1983 war es, als die bedeutende, inzwischen leider verstorbene Metal bzw. Hardrock-Legende Ronnie James Dio ihr erstes Solo-Album veröffentlichte. Man kann eigentlich nur wenig dazu sagen, Fakt ist jedoch, dass das Herz jedes Liebhabers der härteren Musik beim Hören dieser CD höher schlagen müsste.
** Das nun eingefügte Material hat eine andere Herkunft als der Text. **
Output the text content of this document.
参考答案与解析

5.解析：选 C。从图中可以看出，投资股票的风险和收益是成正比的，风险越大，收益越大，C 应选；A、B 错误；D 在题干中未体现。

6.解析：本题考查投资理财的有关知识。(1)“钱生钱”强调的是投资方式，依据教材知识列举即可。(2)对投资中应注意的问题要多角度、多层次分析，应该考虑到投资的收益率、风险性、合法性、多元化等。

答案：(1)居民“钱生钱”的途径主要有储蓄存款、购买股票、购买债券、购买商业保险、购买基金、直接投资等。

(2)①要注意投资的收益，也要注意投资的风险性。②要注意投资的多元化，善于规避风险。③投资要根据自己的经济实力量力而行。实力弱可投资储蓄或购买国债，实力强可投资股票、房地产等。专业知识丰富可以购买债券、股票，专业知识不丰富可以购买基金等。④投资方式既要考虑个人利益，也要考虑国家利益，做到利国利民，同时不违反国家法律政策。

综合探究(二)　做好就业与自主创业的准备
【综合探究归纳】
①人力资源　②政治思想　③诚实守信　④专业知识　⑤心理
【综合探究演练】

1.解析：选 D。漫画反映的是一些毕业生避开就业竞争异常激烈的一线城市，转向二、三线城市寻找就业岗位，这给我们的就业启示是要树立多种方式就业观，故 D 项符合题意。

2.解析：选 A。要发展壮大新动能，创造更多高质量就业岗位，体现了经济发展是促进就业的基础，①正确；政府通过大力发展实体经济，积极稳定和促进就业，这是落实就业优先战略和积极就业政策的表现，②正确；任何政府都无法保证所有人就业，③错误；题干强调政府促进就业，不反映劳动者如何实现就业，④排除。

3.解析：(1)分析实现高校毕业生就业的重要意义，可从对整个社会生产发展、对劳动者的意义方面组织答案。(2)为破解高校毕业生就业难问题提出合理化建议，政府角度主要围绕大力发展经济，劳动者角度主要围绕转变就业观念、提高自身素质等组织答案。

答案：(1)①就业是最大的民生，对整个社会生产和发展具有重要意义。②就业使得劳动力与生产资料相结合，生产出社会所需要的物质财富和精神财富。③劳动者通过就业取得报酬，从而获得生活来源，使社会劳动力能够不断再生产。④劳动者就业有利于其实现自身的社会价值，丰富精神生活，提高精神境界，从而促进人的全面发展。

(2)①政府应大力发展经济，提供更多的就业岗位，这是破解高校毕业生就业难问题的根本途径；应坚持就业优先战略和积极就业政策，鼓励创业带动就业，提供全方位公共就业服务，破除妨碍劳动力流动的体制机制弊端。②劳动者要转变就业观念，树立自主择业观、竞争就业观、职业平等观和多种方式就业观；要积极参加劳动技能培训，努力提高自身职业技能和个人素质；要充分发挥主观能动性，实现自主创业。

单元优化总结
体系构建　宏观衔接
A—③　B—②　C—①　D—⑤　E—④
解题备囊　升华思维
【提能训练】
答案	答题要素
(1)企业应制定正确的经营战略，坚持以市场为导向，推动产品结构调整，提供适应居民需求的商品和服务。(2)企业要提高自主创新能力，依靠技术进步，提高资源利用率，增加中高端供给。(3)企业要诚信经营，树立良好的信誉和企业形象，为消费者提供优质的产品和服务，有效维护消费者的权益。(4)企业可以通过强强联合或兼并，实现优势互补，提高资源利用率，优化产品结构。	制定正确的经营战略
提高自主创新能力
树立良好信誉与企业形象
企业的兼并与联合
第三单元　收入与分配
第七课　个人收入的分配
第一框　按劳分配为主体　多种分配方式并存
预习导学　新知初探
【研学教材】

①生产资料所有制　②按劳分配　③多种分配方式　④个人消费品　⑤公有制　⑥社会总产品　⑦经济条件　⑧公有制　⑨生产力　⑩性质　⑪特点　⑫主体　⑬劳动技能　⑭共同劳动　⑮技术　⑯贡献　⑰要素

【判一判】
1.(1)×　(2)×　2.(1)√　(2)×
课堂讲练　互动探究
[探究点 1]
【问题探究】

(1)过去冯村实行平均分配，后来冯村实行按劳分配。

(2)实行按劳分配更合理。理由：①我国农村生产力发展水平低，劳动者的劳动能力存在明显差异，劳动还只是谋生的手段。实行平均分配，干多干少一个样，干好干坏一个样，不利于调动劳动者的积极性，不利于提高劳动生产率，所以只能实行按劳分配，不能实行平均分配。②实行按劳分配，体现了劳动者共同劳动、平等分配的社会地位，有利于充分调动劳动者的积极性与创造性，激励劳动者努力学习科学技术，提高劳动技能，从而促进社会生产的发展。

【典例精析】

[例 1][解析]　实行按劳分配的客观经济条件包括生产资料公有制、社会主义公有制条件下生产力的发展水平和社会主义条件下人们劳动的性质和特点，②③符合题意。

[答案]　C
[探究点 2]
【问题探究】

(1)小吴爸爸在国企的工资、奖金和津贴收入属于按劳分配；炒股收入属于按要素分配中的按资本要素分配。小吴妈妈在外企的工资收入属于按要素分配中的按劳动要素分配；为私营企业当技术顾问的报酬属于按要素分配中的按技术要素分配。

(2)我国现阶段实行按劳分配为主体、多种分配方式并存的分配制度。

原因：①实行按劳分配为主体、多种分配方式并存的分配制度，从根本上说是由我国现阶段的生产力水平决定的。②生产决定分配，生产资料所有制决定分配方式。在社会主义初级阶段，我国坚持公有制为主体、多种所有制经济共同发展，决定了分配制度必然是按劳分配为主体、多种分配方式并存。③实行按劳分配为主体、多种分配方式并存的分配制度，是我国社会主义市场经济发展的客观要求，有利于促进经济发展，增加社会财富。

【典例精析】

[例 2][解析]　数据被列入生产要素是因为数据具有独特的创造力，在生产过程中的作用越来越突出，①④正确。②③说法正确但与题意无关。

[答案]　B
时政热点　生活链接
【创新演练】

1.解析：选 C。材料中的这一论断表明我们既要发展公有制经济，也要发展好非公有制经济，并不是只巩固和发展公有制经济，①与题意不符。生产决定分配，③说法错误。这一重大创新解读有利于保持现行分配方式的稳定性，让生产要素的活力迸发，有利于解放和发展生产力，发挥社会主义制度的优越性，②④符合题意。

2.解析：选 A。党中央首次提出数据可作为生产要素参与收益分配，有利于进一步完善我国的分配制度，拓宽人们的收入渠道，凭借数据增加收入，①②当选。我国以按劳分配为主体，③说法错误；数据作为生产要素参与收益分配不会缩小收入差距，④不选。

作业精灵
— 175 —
Eingängiger und druckvoller Classic-Rock wird hier gespielt. Musikalisch ist "Holy Diver" also aller erste Sahne! Eingespielt wurde es von Vivian Campbell, Jimmy Bain, Vinnie Appice und last but no least Ronnie James Dio. Besonders zu loben sei hier die Gitarrenarbeit seitens Vivian Campell. Er spielte auch bei Meisterbands wie Whitesnake und Def Leppard, hier haut er jedenfalls eine Vielzahl an genialen Riffs aus dem Kasten. Dio's unverwechselbare Stimme, die damals nach Ozzy's Ausstieg ebenfalls perfekt bei Black Sabbath integriert wurde, schließt den kreativen Kreis des Albums. Auch an Nachfolgerwerken der Band wie z.B "The last in Line", "Dream Evil" oder "Lock up the Wolves", bei dem die Musiker mit einer ungewohnten, experimentierfreudigen, aber dennoch absolut hochwertigen Phase begeisterten, gibt es auch überhaupt nichts auszusetzen, an den hiesigen Tonträger können sie sich jedoch allesamt nicht herantreten. So energiegeladen und vielseitig erlebte man die Band einfach nicht mehr. Auch Dio's darauffolgendes Musikprojekt "Heaven and Hell" konnte die Messlatte nicht erweitern. Hier stimmt einfach alles! "Antriebshit "Holy Diver, Halbballade "Don't talk to Strangers", Rockhymne "Rainbow in the Dark" - das sind mitunter nicht nur die besten Songs des Albums, sondern auch die bekanntesten. Sie sind facettenreiche Tempomacher, die aufgrund ihrer Einzigartigkeit voll und ganz überzeugen. Die restlichen Titel des Debuts schlagen selbstverständlich in die gleichartige oder verwandte Kerbe.
Somit lässt sich sagen, dass "Holy Diver", abgesehen von den Black Sabbath-Zeiten, das mit Abstand beste Studioalbum des Meisters höchstpersönlich darstellt.
Die 5 Sterne, die ich hier vergebe sind demnach voll und ganz berechtigt.